Kristen Stewart Says Reprising 'Twilight' Character Bella Swan Feels 'Like Going Back To School'

Kristen Stewart Says Reprising 'Twilight' Character Bella Swan Feels 'Like Going Back To School'


"Twilight" fans, be forewarned: the hair-tugging, lip-biting, shrinking violet version of Kristen Stewart who you know from the vampire saga is nowhere to be found in this month's Vogue. Instead, the actress sports blond hair and sculpted brows, looking straight at the camera with a very adult mix of vulnerability and confidence. And in her interview with the magazine, it's clear that we're getting a glimpse of what's coming for Kristen once she wraps filming on "Breaking Dawn" and leaves Bella Swan behind.

After years of playing the world's most famous vampire bride, Kristen has seen some big changes—including the total eradication of her private life, probably forever.

"There’s no way to eloquently put this," she said. "I just can’t go to the mall. It bothers me that I can’t be outside very often. And also to not ever be just 'some girl' again. Just being some chick at some place, that’s gone."

But in spite of her massive celebrity, she also knows she'll have to work to be taken seriously—no matter what she does next. She told the interviewer, "At this point it seems like 'We’ll see what the 'Twilight' girl did. Let’s see how she’s trying to be different."

The actress has no plans to take it easy, though: "I choose things that are so overly ambitious, and if I can’t do stuff like that, I don’t want to be doing this."

And Kristen is already doing her best to break out of the pop celebrity bubble that the "Twilight" films created; we've seen her take on the role of a teenage stripper in "Welcome to the Rileys" and a rock icon in "The Runaways," and she's currently filming a movie based on Jack Kerouac's "On The Road." Meanwhile, returning to the role of Bella now feels like a step backward—what she describes as "like going back to school."

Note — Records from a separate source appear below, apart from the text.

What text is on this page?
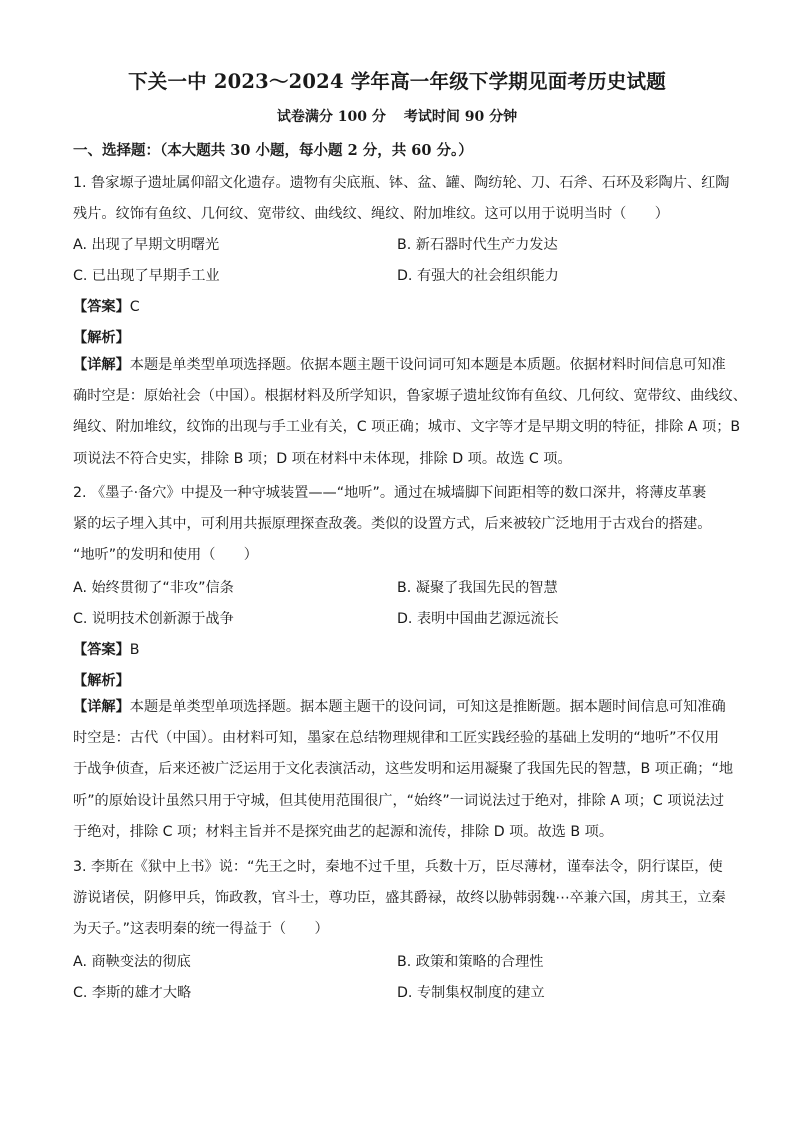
下关一中 2023～2024 学年高一年级下学期见面考历史试题
试卷满分 100 分 考试时间 90 分钟
一、选择题：（本大题共 30 小题，每小题 2 分，共 60 分。）
1. 鲁家塬子遗址属仰韶文化遗存。遗物有尖底瓶、钵、盆、罐、陶纺轮、刀、石斧、石环及彩陶片、红陶
残片。纹饰有鱼纹、几何纹、宽带纹、曲线纹、绳纹、附加堆纹。这可以用于说明当时（　　）
A. 出现了早期文明曙光	B. 新石器时代生产力发达
C. 已出现了早期手工业	D. 有强大的社会组织能力
【答案】C
【解析】
【详解】本题是单类型单项选择题。依据本题主题干设问词可知本题是本质题。依据材料时间信息可知准
确时空是：原始社会（中国）。根据材料及所学知识，鲁家塬子遗址纹饰有鱼纹、几何纹、宽带纹、曲线纹、
绳纹、附加堆纹，纹饰的出现与手工业有关，C 项正确；城市、文字等才是早期文明的特征，排除 A 项；B
项说法不符合史实，排除 B 项；D 项在材料中未体现，排除 D 项。故选 C 项。
2. 《墨子·备穴》中提及一种守城装置——“地听”。通过在城墙脚下间距相等的数口深井，将薄皮革裹
紧的坛子埋入其中，可利用共振原理探查敌袭。类似的设置方式，后来被较广泛地用于古戏台的搭建。
“地听”的发明和使用（　　）
A. 始终贯彻了“非攻”信条	B. 凝聚了我国先民的智慧
C. 说明技术创新源于战争	D. 表明中国曲艺源远流长
【答案】B
【解析】
【详解】本题是单类型单项选择题。据本题主题干的设问词，可知这是推断题。据本题时间信息可知准确
时空是：古代（中国）。由材料可知，墨家在总结物理规律和工匠实践经验的基础上发明的“地听”不仅用
于战争侦查，后来还被广泛运用于文化表演活动，这些发明和运用凝聚了我国先民的智慧，B 项正确；“地
听”的原始设计虽然只用于守城，但其使用范围很广，“始终”一词说法过于绝对，排除 A 项；C 项说法过
于绝对，排除 C 项；材料主旨并不是探究曲艺的起源和流传，排除 D 项。故选 B 项。
3. 李斯在《狱中上书》说：“先王之时，秦地不过千里，兵数十万，臣尽薄材，谨奉法令，阴行谋臣，使
游说诸侯，阴修甲兵，饰政教，官斗士，尊功臣，盛其爵禄，故终以胁韩弱魏⋯卒兼六国，虏其王，立秦
为天子。”这表明秦的统一得益于（　　）
A. 商鞅变法的彻底	B. 政策和策略的合理性
C. 李斯的雄才大略	D. 专制集权制度的建立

"'Twilight' is a different beast," she explained, as is Bella, who she called "a character who is embedded in so many people’s psyches at this point." But it's also die-hard fans of Stephenie Meyer's work who she thinks of when she contemplates the end of the years-long process of bringing the books to life.

"It’s starting to enter my head a lot more than it used to because it’s at the end and it’s come such a long way," she said. "I just want the fans of the book to be happy. I don’t necessarily care about anyone else."